Optimization of formulations and design of experiments
Links between instrumental analysis and sensory analysis
This set of operations allows to process instrumental data (production criteria, physical & chemical analysis, ...) to meet various objectives such as:
. The product study by the mean of their instrumental analysis
. The operation control management by linking data production and sensory non-conformities
. The monitoring of the productions with the identification of key factors changes over time
. The development of new products with links between the product formulation and their sensory descriptions.
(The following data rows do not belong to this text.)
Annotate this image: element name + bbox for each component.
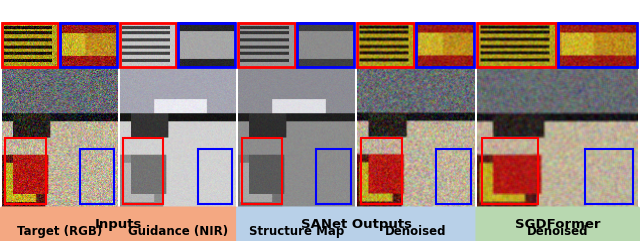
Bar [80, 149, 115, 204]
Text: Denoised: Denoised [385, 225, 447, 238]
Bar [586, 149, 634, 204]
Bar [60, 23, 117, 67]
Bar [477, 23, 556, 67]
FancyBboxPatch shape [476, 207, 640, 241]
Bar [2, 23, 58, 67]
Bar [297, 23, 354, 67]
FancyBboxPatch shape [236, 207, 477, 241]
Bar [198, 149, 232, 204]
Bar [123, 138, 163, 204]
Text: Target (RGB): Target (RGB) [17, 225, 102, 238]
Text: SANet Outputs: SANet Outputs [301, 218, 412, 231]
Bar [241, 138, 282, 204]
Bar [238, 23, 295, 67]
Bar [5, 138, 45, 204]
Bar [416, 23, 474, 67]
Bar [483, 138, 538, 204]
Bar [178, 23, 235, 67]
Text: Inputs: Inputs [95, 218, 143, 231]
Bar [316, 149, 351, 204]
Text: Structure Map: Structure Map [249, 225, 344, 238]
Bar [357, 23, 414, 67]
Bar [436, 149, 472, 204]
FancyBboxPatch shape [0, 207, 237, 241]
Text: Denoised: Denoised [527, 225, 589, 238]
Bar [120, 23, 175, 67]
Text: Guidance (NIR): Guidance (NIR) [127, 225, 228, 238]
Bar [360, 138, 401, 204]
Bar [559, 23, 637, 67]
Text: SGDFormer: SGDFormer [515, 218, 600, 231]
The system proposes the creation of data entry grids or data import through Excel©, then different and various calculations are suggested as:
. Description of data with different distribution stats with mean, standard deviation, confidence interval,
. analysis of the data structure with the analysis of variance
. multivariate analysis with Principal Component Analysis of averaged data, data or raw data at different dates or different classifications.
Tastel+ is also capable to involve instrumental data or formulation with corresponding sensory descriptive data, the joint processing of data will then identify links between these two groups of data. It will be possible by introducing a new sensory profile to know the conditions of its development.
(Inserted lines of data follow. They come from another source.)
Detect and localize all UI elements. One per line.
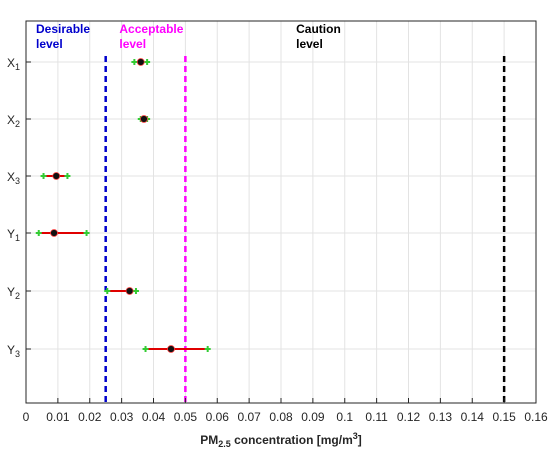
y-tick-label: Y1 xyxy=(7,227,20,243)
x-label-prefix: PM xyxy=(200,433,218,447)
x-tick-label: 0.12 xyxy=(397,410,421,424)
error-bar-cap xyxy=(204,346,211,352)
threshold-label: level xyxy=(36,37,63,51)
threshold-label: level xyxy=(296,37,323,51)
x-axis-label: PM2.5 concentration [mg/m3] xyxy=(200,431,362,449)
x-tick-label: 0.04 xyxy=(142,410,166,424)
x-tick-label: 0.07 xyxy=(237,410,261,424)
x-tick-label: 0.1 xyxy=(336,410,353,424)
x-tick-label: 0.15 xyxy=(492,410,516,424)
threshold-label: Acceptable xyxy=(119,22,183,36)
error-bar-cap xyxy=(132,288,139,294)
x-tick-labels: 0 0.01 0.02 0.03 0.04 0.05 0.06 0.07 0.08 0.09 0.1… xyxy=(23,398,548,424)
error-bar-cap xyxy=(83,230,90,236)
x-tick-label: 0.13 xyxy=(429,410,453,424)
mean-marker xyxy=(140,115,148,123)
error-bar-cap xyxy=(40,173,47,179)
threshold-label: Caution xyxy=(296,22,341,36)
error-bar-cap xyxy=(35,230,42,236)
threshold-label: Desirable xyxy=(36,22,90,36)
mean-marker xyxy=(125,287,134,295)
y-tick-label: X1 xyxy=(7,56,20,72)
x-tick-label: 0.06 xyxy=(206,410,230,424)
mean-marker xyxy=(50,229,58,237)
y-tick-label: Y3 xyxy=(7,343,20,359)
x-label-middle: concentration [mg/m xyxy=(231,433,353,447)
x-tick-label: 0.03 xyxy=(110,410,134,424)
y-tick-label: X2 xyxy=(7,113,20,129)
x-label-sub: 2.5 xyxy=(218,439,231,449)
x-tick-label: 0 xyxy=(23,410,30,424)
y-tick-labels: X1 X2 X3 Y1 Y2 Y3 xyxy=(7,56,31,359)
x-label-end: ] xyxy=(358,433,362,447)
error-bar-cap xyxy=(64,173,71,179)
error-bar-cap xyxy=(131,59,138,65)
error-bar-cap xyxy=(104,288,111,294)
x-tick-label: 0.09 xyxy=(301,410,325,424)
mean-marker xyxy=(167,345,175,353)
error-bar-cap xyxy=(144,59,151,65)
threshold-label: level xyxy=(119,37,146,51)
y-tick-label: X3 xyxy=(7,170,20,186)
y-tick-label: Y2 xyxy=(7,285,20,301)
mean-marker xyxy=(52,172,61,180)
x-tick-label: 0.05 xyxy=(174,410,198,424)
mean-marker xyxy=(136,58,145,66)
error-bars xyxy=(35,58,211,353)
x-tick-label: 0.02 xyxy=(78,410,102,424)
x-tick-label: 0.01 xyxy=(46,410,70,424)
x-tick-label: 0.14 xyxy=(461,410,485,424)
x-label-sup: 3 xyxy=(353,431,358,441)
threshold-lines: DesirablelevelAcceptablelevelCautionleve… xyxy=(36,22,506,403)
x-tick-label: 0.08 xyxy=(269,410,293,424)
x-tick-label: 0.11 xyxy=(365,410,388,424)
error-bar-cap xyxy=(142,346,149,352)
x-tick-label: 0.16 xyxy=(524,410,548,424)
The idea is to know what would be the optimal formulation of components to enable the development of a product which is known also its sensory characteristics.
A very simple example with 4 cookies to improve illustrates these links:
1. Import formulation data
2. Links between the formulation data and corresponding sensory profiles
3. Modeling an ideal product on the basis of a desired target sensory (from, eg consumer tests or merger with a competitor)
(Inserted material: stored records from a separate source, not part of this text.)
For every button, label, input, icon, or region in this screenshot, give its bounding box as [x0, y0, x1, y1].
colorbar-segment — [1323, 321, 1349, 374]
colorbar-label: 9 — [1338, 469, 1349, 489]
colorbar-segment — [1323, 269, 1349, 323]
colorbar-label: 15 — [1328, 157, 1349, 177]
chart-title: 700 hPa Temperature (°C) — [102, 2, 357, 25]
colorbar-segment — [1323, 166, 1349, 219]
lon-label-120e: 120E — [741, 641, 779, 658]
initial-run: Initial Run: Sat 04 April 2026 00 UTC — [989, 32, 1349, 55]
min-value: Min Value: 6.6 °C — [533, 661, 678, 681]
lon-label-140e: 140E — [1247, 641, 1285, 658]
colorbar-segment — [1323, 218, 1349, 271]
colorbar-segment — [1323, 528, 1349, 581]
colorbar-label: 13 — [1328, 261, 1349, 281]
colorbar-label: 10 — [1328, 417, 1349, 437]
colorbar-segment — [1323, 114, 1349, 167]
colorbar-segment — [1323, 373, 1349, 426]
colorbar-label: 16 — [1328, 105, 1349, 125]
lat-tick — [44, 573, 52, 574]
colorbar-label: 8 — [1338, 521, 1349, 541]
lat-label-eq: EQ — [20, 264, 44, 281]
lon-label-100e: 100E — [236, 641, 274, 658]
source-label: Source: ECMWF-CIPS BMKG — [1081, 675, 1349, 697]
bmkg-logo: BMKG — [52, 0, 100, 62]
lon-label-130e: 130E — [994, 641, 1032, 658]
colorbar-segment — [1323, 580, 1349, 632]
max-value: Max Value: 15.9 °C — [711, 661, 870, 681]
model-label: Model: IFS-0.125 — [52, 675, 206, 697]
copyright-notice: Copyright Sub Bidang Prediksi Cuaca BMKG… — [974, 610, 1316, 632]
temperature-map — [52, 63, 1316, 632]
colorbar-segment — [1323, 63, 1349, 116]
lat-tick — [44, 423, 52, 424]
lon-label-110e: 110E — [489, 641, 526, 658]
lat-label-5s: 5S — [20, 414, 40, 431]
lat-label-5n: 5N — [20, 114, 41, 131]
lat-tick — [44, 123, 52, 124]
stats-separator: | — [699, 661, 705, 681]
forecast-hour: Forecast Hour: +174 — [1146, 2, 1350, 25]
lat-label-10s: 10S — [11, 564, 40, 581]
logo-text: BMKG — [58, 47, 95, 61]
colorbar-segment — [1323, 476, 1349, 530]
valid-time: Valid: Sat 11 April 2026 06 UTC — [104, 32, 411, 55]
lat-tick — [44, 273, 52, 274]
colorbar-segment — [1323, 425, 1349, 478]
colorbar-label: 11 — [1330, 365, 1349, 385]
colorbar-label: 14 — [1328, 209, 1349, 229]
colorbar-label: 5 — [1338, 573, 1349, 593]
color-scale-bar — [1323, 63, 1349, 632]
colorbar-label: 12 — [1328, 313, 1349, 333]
Importing formulation data in Tastel:
Links between the formulation data and corresponding sensory profiles:
The system will then model a new product from correlations between the two types of data so that the user can then look at the elements of this formulation to develop this new product matching these sensory expectations.
Other links can also exist between sensory description and production or instrumental analysis, easily highlighted by Tastel+ :
Mix Plan Designs
Mix plan designs meet the needs of optimization techniques for formulating the mix in relation to a given answer: stability, viscosity, texture, preference ... or at a price optimization by a different combination of less expensive components.
Protocols are proposed by the system according to the type of mixture (I, II, III, IV) and the number of elements in the mix with their levels in order to issue optimum formulation graphs.
The components entering in mixt with their range of variation can determine automatically the appropriate protocol, but also the type of mix (Type I, II, III or IV). Thus, it is considered an example with a mixture of type I with 3 components.
Protocols may be proposed for the mixture of 2 to 4 elements.
Following the data entry of the experimental data, Tastel+ will test the validity of models and display results using response surfaces depending on the model: linear, quadratic, other ... Complete results are then published stating all information before the models tested, the validation of these tests, then the model coefficients in case of accepted model.
Optimization of factors
Optimizations of factors are dealing with critical factor formulation for a 'goal' reply: target stability, sensory description, or yield, to identify what those factors are important, and therefore how to work the answer the most efficiently.
This module can easily return to the factors influencing an experimental result in order to propose a protocol of experiments, and thus to identify laws causing the process to be optimized.
Then, the suggested protocols are automatically available in order to prepare experiments: a model three complete factor model is displayed below.
Once the requested data entry done, the system will be able to test the difference between the experimental result and the calculated result of the modeling to test the validity of the model under different laws possible (linear or quadratic).
These treatments are then used to represent the curves of iso-response plans for the different considered factors, additional results are also published in order to return among other information, the model coefficients when this one is accepted.